- Directed by: Luciano Ercoli
- Written by: Luciano Ercoli
- Produced by: Enzo Doria
- Starring: Simonetta Stefanelli; Massimo Foschi; Paolo Malco; Ettore Manni;
- Cinematography: Aldo De Robertis
- Edited by: Angelo Curi
- Music by: Franco Micalizzi
- Production company: T.R.A.C.
- Distributed by: Euro International Film
- Release date: 23 August 1974;
- Running time: 80 minutes
- Country: Italy
- Language: Italian

= Young Lucrezia =

1974 film

Young Lucrezia (Lucrezia giovane) is a 1974 Italian historical drama film directed by Luciano Ercoli and starring Simonetta Stefanelli, Massimo Foschi, Paolo Malco and Ettore Manni.

==Plot==
In early 16th-century Rome, the powerful House of Borgia is led by Rodrigo Borgia, who reigns as Pope Alexander VI. His daughter, Lucrezia Borgia, is deeply entangled in the family's political machinations—complicated by her incestuous relationship with her father.

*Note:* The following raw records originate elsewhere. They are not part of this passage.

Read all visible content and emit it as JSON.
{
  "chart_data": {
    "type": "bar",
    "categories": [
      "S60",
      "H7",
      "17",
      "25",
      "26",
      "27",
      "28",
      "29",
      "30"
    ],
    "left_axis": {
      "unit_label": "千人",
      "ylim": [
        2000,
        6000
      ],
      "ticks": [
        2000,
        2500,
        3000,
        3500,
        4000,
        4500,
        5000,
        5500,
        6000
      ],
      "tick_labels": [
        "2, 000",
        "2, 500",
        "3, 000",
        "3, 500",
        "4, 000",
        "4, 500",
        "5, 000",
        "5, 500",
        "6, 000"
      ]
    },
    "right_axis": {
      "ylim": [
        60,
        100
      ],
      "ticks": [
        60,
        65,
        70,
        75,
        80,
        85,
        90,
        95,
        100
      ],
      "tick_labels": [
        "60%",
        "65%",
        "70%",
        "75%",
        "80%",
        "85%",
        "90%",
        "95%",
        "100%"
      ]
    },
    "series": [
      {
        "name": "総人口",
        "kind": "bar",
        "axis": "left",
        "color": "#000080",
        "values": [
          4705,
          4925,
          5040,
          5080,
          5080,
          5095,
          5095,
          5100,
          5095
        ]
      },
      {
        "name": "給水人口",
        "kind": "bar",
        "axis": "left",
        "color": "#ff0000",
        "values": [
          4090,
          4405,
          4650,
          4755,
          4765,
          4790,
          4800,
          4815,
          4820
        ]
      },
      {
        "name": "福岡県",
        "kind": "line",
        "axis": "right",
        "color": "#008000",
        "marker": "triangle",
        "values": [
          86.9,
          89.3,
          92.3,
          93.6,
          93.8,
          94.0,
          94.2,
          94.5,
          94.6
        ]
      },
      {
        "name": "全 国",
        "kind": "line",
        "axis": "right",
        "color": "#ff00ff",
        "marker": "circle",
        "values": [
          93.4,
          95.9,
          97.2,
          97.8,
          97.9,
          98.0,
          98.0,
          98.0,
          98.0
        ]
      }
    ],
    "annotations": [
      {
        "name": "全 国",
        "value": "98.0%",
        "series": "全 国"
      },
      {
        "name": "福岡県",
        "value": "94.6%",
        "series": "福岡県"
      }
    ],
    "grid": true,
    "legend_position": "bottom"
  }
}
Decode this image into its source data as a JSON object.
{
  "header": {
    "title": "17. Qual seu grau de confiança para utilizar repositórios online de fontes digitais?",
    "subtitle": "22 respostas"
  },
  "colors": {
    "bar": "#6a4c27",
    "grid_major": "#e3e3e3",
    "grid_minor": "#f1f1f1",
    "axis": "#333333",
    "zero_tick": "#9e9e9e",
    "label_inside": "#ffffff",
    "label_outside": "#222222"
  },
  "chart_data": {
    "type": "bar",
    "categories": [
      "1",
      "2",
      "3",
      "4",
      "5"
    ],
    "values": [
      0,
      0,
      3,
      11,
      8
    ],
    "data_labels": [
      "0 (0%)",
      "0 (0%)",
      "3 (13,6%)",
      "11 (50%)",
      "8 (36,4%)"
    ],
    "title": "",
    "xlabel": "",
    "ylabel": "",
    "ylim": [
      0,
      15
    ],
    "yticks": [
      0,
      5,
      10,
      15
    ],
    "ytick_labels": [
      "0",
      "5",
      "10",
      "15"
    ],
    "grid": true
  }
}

Lucrezia becomes the object of obsession for her brothers: Juan, the Duke of Gandía, and the dangerously jealous Cesare. Consumed by envy and desire, Cesare murders Juan after discovering his affair with Lucrezia, then departs to wage war against the rival Sforza family.

While Cesare is away, Lucrezia becomes engaged to Alfonso of Aragon, but falls in love with Pierotto, Cesare’s close friend and lieutenant, by whom she becomes pregnant. Upon Cesare’s triumphant return, he is driven by rage and jealousy. He murders Pierotto, followed by Alfonso, who by then is already married to Lucrezia.

Lucrezia finally resigns herself to her fate, and accepts her brother as her lover. As the family's internal strife threatens to spiral further, Pope Alexander VI is forced to intervene. To restore peace, he separates the siblings by marrying Lucrezia off to Alfonso I d'Este, Duke of Ferrara; and Cesare to Princess Charlotte of Albret in France.

==Cast==
- Simonetta Stefanelli as Lucrezia Borgia
- Massimo Foschi as Cesare Borgia
- Paolo Malco as Juan Borgia / Cesare and Lucrezia's brother
- Anna Orso as Giovanna Cattanei(Vannozza)-Lucrezia's mother
- Raffaele Curi as Perotto / Cesare's lieutenant
- Elizabeth Turner as Giulia / the Pope's lover
- Fred Robsahm as Alfonso d'Aragona / Lucrezia's husband
- Ettore Manni as Rodrigo Borgia / Papa Alessandro VI-Lucrezia's father
- Aldo Reggiani as Giovanni Sforza / Duke of Pesaro-
- Piero Lulli as Ludovico Maria Sforza 'il Moro'
- Teodoro Corrà as Sisto Borgia / Cardinale
- Edoardo Florio as The Pope's Private Secretary
- Guglielmo Spoletini as Giaco / Cesare's man
- Giovanni Petrucci as Cesare's Man
- Alessandro Perrella as Cesare's Man
- Vittorio Fanfoni as Tommaso / Alfonso's friend

== Bibliography ==
- Fabio Melelli. Altre storie del cinema italiano. Morlacchi, 2002.